In 1979, Sam and Jay's boys, Doug and Rial, died in an automobile accident. After that tragedy, Sam and Jay wound down their ranching operation. They spent summers in the Flathead area and winters in Palm Springs, California. For the pure pleasure of it they took up golf, and being a natural athlete, Sam naturally excelled. There is a story told that Sam was golfing with a group and lost his ball. He looked for it and, after a time, somebody decided to look in the hole and there it was. He'd made a hole in one!
Within a few years Sam and Jay became bored with that life style and went back to ranching. They had winter operations in California and summer operations in Montana, headquartered in Polson.
Jay passed away in 1999 after losing a battle with cancer. Sam sold the home they had together in Polson that overlooked Flathead Lake and bought a small ranch between there and Ronan.

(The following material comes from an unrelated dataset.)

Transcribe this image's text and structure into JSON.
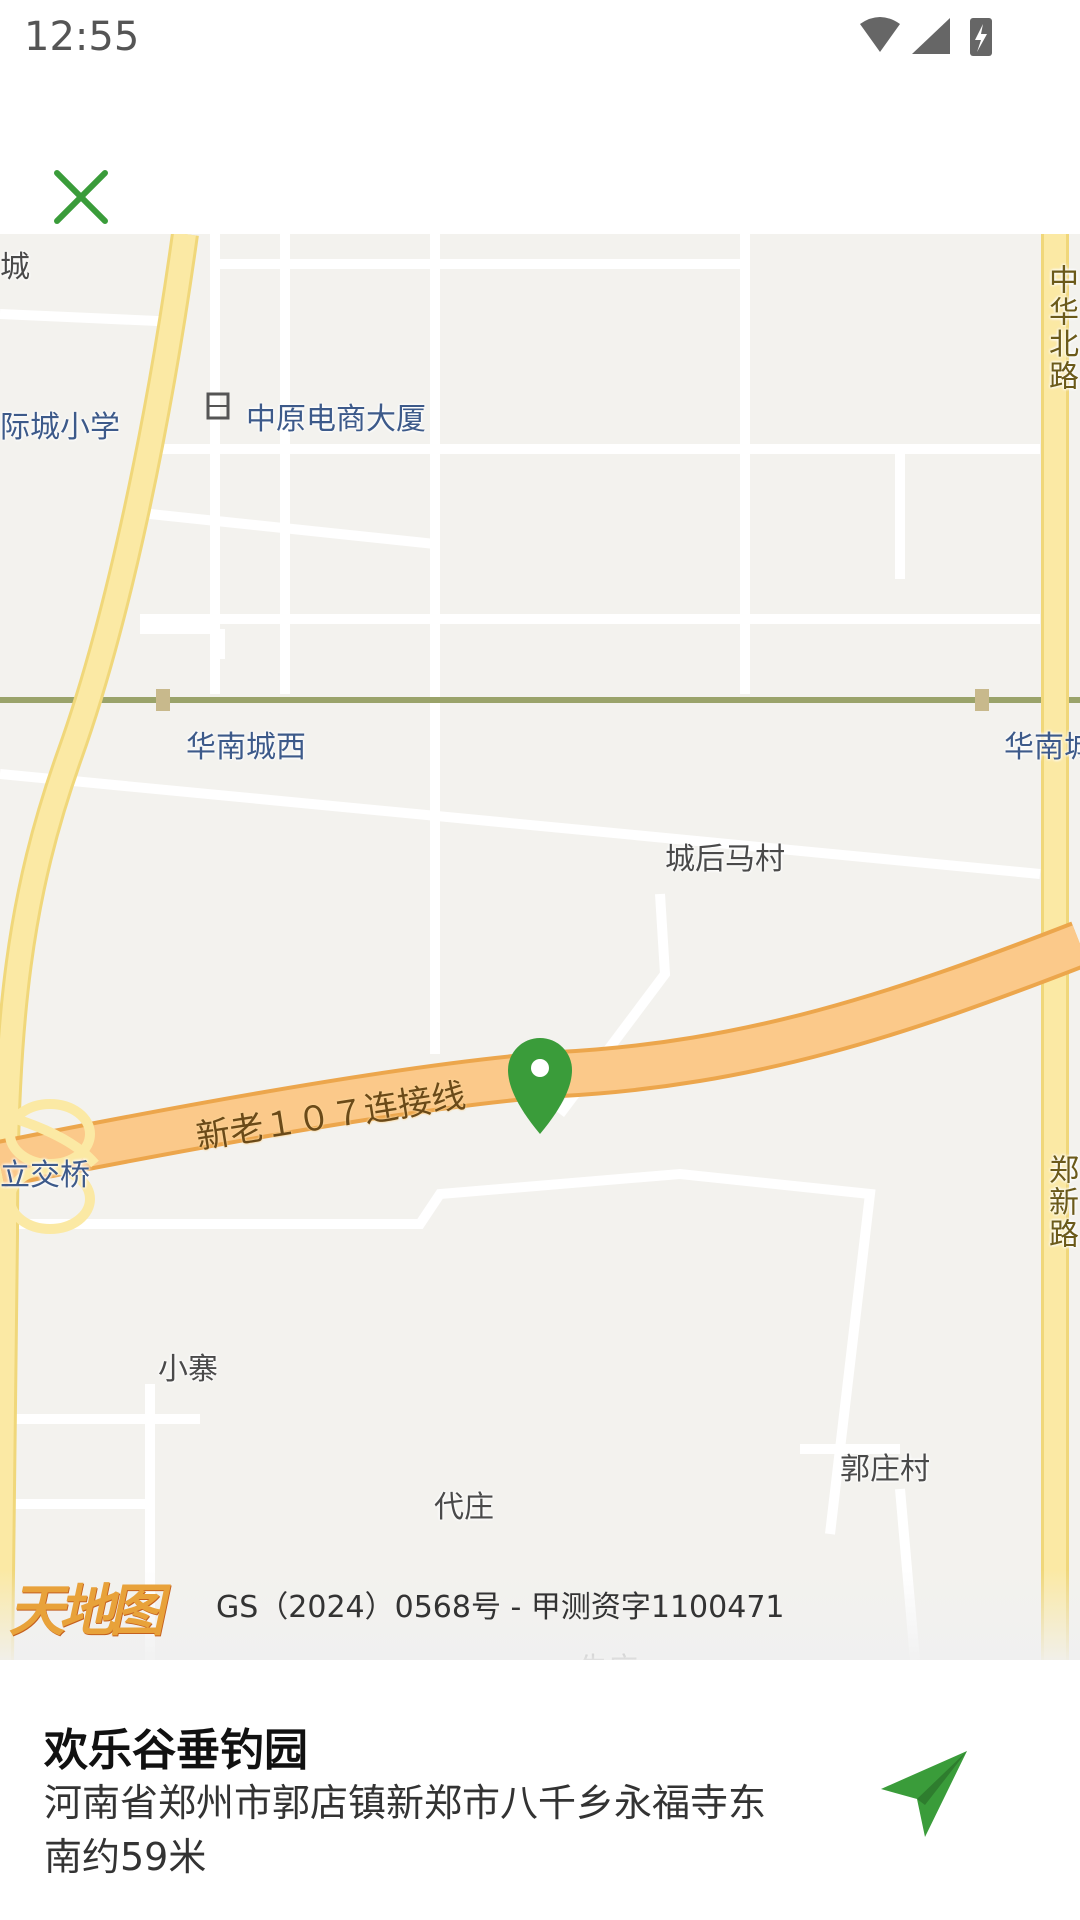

He enjoyed a simpler life on his small ranch. When he was called upon he didn't hesitate to help a neighbor with their cattle and was asked many times by friend Mike Cervi to go and receive cattle he had purchased somewhere in the country. Sam never lost his eye for quality livestock. In the winters after Jay's death, Sam would go somewhere south, spending time with many of his friends.
Sam and Jay's daughter, Shaunda, lives in Oklahoma with her husband, Mike Webb. Sam seemed to light up whenever he talked about them and his grandchildren, Samantha and her husband Eric Henry, Teddy Jo and her husband Colt Morrison, as well as his great-grandchildren Lynia, Lola, and Huck Henry, and Bella Starr Morrison.
Sam's love for horses, cattle and the cowboy way never changed throughout his life. He was a true cowboy who loved his family, his horses and who became a hero to many who had the pleasure to know him.
Samuel Russel McDowell passed away, on Thursday, March 3, 2016 at age 86.